Un habile mélange entre histoire et fiction

Frère de l’éditeur Ernest Flammarion, Camille, né en 1842, est une figure scientifique de premier plan de la seconde moitié du XIXe siècle. Ses ouvrages de vulgarisation lui ont valu une grande célébrité de son vivant et de nombreux admirateurs et admiratrices. C’est notamment le cas d’une certaine Gabrielle Renaudot, dix-neuf ans, qui devient son assistante à l’observatoire de Juvisy-sur-Orge ainsi que sa maîtresse au début du roman. Au prix de quelques distorsions avec la chronologie historique, l’auteur fait de Gabrielle un personnage de premier plan de son intrigue. La jeune femme le seconde dans ses travaux astronomiques mais également dans ses recherches spirites. En 1891, alors que l’antisémitisme gagne du terrain en France, porté par des pamphlétaires tels qu’Édouard Drumont et annonçant l’affaire Dreyfus, Camille Flammarion rend visite à Jules Verne dans sa maison d’Amiens. Le romancier, en présence de son frère Paul, lui présente un jeune archéologue répondant au nom de Nathan Watkins. Ce dernier affirme avoir retrouvé la trace d’une civilisation très avancée qui vivait il y a 7 500 ans dans une vallée située au nord de la Turquie.

À la recherche d’une civilisation disparue

Les habitants de cette région, qu’il a baptisé Pontiques, se seraient retrouvés éloignés de leur terre d’origine à la faveur du Déluge biblique et ils auraient ensuite sillonné le globe jusqu’à l’Amérique du Sud. Watkins est persuadé que les Pontiques existent toujours, vivant cachés dans des galeries souterraines de la Guyane française… Mais là où ses hypothèses rejoignent les recherches de Flammarion, c’est que l’archéologue est convaincu que les Pontiques auraient quelque chose à voir avec les phénomènes spirites observés en Europe. À l’occasion d’une séance de la médium italienne, Eusapia Palladino (qui a réellement existé), une tempête surnaturelle secoue la salle de la coupole de l’observatoire et Gabrielle tombe brusquement dans une muette torpeur. « Ils l’ont enlevée » déclare la médium. Si le corps de la jeune femme est indemne, son esprit semble bel et bien avoir été ravi. Et si ce dernier se trouvait en Guyane, retenu par les mystérieux Pontiques ? Pour tenter de délivrer son assistante, Flammarion va alors entreprendre en compagnie des frères Verne et de Nathan Watkins un trépidant voyage en Amérique du Sud en quête du « pays des esprits ».

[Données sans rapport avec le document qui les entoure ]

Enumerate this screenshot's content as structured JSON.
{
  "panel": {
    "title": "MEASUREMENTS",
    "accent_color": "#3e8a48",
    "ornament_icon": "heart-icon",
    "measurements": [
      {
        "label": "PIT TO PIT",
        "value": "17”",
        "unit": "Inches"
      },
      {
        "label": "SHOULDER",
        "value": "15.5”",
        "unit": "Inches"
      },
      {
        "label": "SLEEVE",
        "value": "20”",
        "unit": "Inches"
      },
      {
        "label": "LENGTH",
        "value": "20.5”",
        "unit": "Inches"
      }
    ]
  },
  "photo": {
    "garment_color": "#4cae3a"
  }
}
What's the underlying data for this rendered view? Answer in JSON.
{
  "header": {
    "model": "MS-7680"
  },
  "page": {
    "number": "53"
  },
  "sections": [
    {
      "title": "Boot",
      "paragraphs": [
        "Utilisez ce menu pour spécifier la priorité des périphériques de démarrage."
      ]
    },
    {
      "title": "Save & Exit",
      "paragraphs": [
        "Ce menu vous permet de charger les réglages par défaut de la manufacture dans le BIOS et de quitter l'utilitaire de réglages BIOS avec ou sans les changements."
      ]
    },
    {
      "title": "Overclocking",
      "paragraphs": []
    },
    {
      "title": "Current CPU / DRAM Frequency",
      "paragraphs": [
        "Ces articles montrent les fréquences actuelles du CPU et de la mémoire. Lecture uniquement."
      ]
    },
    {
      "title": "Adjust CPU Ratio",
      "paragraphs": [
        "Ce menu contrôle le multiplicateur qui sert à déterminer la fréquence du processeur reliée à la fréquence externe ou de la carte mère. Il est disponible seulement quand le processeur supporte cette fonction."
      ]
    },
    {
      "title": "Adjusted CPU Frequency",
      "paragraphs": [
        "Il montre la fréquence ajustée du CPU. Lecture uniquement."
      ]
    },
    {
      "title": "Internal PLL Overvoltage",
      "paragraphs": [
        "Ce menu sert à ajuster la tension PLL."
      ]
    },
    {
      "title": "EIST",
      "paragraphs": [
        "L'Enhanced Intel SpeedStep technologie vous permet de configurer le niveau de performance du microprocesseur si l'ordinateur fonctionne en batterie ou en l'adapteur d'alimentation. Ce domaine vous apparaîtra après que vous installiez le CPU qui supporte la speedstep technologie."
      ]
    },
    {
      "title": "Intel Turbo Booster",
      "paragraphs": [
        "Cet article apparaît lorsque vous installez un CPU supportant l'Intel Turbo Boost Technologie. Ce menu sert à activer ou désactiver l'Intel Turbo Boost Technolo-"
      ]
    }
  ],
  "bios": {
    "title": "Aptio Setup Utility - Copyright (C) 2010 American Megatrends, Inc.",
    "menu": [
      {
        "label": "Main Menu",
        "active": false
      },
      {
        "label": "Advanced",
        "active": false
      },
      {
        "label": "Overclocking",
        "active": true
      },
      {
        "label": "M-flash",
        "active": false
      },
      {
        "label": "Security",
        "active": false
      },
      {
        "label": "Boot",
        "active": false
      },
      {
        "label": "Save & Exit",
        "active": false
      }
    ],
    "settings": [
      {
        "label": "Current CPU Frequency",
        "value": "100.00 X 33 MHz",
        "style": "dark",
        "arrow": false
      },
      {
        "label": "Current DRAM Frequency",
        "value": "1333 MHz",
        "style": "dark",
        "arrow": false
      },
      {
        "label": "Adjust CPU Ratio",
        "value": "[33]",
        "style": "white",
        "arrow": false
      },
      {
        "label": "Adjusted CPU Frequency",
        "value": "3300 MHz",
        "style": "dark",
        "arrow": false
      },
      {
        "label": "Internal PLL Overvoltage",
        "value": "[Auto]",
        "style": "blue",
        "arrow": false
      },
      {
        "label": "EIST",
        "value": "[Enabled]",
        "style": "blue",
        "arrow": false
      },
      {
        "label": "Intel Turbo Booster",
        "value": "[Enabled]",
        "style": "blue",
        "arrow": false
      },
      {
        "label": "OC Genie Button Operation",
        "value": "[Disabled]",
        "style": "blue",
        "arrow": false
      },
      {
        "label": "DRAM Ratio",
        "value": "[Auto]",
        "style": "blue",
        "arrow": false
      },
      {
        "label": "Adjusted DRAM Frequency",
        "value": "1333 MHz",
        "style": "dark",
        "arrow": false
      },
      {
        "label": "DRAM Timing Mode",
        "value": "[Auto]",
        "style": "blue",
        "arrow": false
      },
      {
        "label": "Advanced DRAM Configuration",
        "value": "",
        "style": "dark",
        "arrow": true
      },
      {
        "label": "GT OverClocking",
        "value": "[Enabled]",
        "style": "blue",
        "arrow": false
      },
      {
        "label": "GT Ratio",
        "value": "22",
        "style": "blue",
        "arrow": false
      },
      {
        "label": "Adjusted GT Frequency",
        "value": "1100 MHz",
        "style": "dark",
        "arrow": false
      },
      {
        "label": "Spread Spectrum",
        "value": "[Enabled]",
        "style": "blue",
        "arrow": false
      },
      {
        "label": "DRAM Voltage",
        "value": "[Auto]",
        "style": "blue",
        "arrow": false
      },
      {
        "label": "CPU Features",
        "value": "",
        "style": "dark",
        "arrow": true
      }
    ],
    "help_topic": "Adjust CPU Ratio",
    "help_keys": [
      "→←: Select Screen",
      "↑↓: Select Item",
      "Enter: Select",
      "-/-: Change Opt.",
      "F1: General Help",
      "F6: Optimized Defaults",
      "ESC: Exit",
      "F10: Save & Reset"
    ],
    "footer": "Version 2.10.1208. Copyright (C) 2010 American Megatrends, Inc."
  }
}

Ce premier opus des aventures de Camille Flammarion ravira à n’en pas douter les amateurs d’intrigues ésotériques qui, aux événements et personnages réels, mêlent habilement civilisations disparues, conspirations millénaires sans oublier une bonne dose de surnaturel. Mais au-delà de la trame fictionnelle, Roland Portiche, en bon connaisseur de la période, dresse une peinture historiquement crédible de la France sous la Troisième République. Servi par une plume fluide et didactique et porté par de très nombreux dialogues, L’astronome et les spectres, offrira au lecteur un divertissement de qualité.